Getting from point A to point B in the freezing northern cold is hard enough. But it gets worse when global conflict cuts off access to foreign technology.
Western sanctions have severely crippled Russia’s commercial aviation sector. According to Onet, 130 aircraft out of 673 owned by major carriers were entirely inoperable by late June.
To fix this, President Vladimir Putin’s government has poured money into domestic aircraft manufacturing. Its crown jewel was the Ilyushin Il-114-300, a new passenger turboprop designed specifically for the freezing far north.
But the dream has hit a major roadblock.
No cold allowed
While aviation authority Rosaviatsiya recently certified the plane, the approval came with a glaring catch. By any standard, this is bizarre for an Arctic aircraft.
Aviation portal aeroTelegraph cites certification documents revealing that the final approval only allows flights in temperatures between minus 9 and plus 25 degrees Celsius—not exactly Arctic conditions.

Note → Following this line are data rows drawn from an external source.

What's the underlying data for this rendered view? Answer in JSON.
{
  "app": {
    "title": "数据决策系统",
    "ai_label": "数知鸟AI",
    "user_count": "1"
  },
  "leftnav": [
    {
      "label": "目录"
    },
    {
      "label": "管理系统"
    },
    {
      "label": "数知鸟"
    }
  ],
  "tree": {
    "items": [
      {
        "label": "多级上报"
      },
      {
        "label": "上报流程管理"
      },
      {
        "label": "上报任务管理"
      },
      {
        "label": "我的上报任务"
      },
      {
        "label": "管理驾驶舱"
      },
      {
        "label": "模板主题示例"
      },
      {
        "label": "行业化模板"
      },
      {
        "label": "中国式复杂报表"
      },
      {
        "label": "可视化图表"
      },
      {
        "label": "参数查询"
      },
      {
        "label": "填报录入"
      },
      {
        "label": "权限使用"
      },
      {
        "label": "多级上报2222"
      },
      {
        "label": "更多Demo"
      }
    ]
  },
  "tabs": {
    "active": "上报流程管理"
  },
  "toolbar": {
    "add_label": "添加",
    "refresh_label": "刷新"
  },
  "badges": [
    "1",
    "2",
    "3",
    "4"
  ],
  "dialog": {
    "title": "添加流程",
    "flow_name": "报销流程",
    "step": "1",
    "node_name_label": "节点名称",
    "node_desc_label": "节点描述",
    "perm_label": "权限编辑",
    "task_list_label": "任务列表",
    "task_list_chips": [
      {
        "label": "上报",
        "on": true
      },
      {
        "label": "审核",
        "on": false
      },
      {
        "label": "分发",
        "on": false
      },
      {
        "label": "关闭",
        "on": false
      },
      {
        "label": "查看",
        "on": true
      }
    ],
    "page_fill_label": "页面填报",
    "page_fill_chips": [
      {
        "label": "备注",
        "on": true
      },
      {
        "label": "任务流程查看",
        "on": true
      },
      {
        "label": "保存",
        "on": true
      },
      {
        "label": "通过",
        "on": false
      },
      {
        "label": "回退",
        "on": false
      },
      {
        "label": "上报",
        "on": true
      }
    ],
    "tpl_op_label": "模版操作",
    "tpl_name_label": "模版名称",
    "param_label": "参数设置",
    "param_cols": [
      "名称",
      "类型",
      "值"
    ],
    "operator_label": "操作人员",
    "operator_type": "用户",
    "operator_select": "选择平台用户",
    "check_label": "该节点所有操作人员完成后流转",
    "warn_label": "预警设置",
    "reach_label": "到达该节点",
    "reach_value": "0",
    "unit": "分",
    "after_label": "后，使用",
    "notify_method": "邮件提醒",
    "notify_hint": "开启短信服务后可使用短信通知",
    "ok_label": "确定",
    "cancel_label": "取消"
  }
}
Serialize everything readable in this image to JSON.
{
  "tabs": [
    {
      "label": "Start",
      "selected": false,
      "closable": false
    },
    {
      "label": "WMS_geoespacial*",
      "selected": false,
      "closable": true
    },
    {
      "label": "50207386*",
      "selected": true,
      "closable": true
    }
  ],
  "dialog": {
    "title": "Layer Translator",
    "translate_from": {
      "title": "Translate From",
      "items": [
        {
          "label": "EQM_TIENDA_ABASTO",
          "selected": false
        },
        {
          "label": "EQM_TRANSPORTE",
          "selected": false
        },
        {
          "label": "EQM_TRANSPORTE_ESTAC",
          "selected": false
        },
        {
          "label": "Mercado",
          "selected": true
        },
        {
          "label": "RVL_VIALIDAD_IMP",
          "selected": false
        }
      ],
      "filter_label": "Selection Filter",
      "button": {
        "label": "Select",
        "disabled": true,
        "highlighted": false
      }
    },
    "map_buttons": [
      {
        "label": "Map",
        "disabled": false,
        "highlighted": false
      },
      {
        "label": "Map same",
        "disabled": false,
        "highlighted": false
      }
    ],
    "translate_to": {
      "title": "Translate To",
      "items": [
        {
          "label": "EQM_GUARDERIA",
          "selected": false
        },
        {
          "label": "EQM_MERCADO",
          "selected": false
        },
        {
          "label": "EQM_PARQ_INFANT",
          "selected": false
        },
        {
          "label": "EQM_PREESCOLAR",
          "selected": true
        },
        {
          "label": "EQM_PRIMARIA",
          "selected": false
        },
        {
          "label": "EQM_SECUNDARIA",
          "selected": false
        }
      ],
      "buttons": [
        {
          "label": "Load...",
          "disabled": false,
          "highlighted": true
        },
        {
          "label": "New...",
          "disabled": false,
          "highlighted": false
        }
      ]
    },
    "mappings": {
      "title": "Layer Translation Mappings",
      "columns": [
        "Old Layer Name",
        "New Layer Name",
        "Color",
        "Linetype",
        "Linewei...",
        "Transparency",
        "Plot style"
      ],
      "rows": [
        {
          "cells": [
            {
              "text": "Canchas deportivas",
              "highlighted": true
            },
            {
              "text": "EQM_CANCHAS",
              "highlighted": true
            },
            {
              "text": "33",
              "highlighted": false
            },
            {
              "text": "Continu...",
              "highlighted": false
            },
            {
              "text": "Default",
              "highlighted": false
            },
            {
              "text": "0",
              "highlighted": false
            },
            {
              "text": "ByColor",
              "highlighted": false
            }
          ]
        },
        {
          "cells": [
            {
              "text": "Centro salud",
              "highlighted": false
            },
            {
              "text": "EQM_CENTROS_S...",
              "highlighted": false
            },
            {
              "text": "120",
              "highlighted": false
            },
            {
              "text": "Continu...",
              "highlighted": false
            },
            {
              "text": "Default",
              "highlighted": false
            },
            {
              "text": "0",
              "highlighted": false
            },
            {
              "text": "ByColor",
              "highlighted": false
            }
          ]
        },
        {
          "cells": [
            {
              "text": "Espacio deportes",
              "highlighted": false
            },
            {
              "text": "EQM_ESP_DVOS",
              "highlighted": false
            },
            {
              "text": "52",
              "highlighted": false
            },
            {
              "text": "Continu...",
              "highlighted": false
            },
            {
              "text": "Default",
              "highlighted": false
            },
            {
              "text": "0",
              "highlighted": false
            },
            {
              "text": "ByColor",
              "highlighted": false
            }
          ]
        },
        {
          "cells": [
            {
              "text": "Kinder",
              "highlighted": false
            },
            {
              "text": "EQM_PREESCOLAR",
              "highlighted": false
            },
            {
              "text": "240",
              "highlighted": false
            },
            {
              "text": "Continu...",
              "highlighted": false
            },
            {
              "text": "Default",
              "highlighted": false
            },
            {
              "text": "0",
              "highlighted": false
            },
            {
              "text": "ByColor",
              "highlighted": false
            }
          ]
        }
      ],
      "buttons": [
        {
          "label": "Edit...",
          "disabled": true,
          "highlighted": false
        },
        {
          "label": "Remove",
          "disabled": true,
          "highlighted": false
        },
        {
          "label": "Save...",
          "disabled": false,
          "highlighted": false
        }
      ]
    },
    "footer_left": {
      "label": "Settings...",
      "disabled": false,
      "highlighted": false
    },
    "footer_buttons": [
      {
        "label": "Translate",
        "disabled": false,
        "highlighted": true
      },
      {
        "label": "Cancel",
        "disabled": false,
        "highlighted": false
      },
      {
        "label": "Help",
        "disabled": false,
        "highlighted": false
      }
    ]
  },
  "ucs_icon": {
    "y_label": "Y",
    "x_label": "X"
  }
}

It gets worse. Flights during storms or icy conditions are banned, and pilots cannot land on wet or dirty runways. This presents a massive hurdle as the plane was built to replace aging Soviet-era Antonov aircraft on rugged, unpaved northern airstrips.
United Aircraft Corporation, the manufacturer, is trying to downplay the issue. It insists a phased approval process is normal.
According to the company, the plane has successfully flown at minus 42 degrees Celsius, and broader certification will follow soon.
Already three years late
Even if the technical issues are resolved, getting the planes into the sky will take time. The ambitious project has suffered years of constant setbacks.
Originally scheduled for a 2023 release, the delivery target has repeatedly slipped, with full certification now pushed back to 2026.
Mixed messages from Russian officials also raise questions. While the Ministry of Transport claims the first three planes will arrive this year, Rostec Chief Executive Sergey Chemezov recently admitted that mass production will not start until 2027.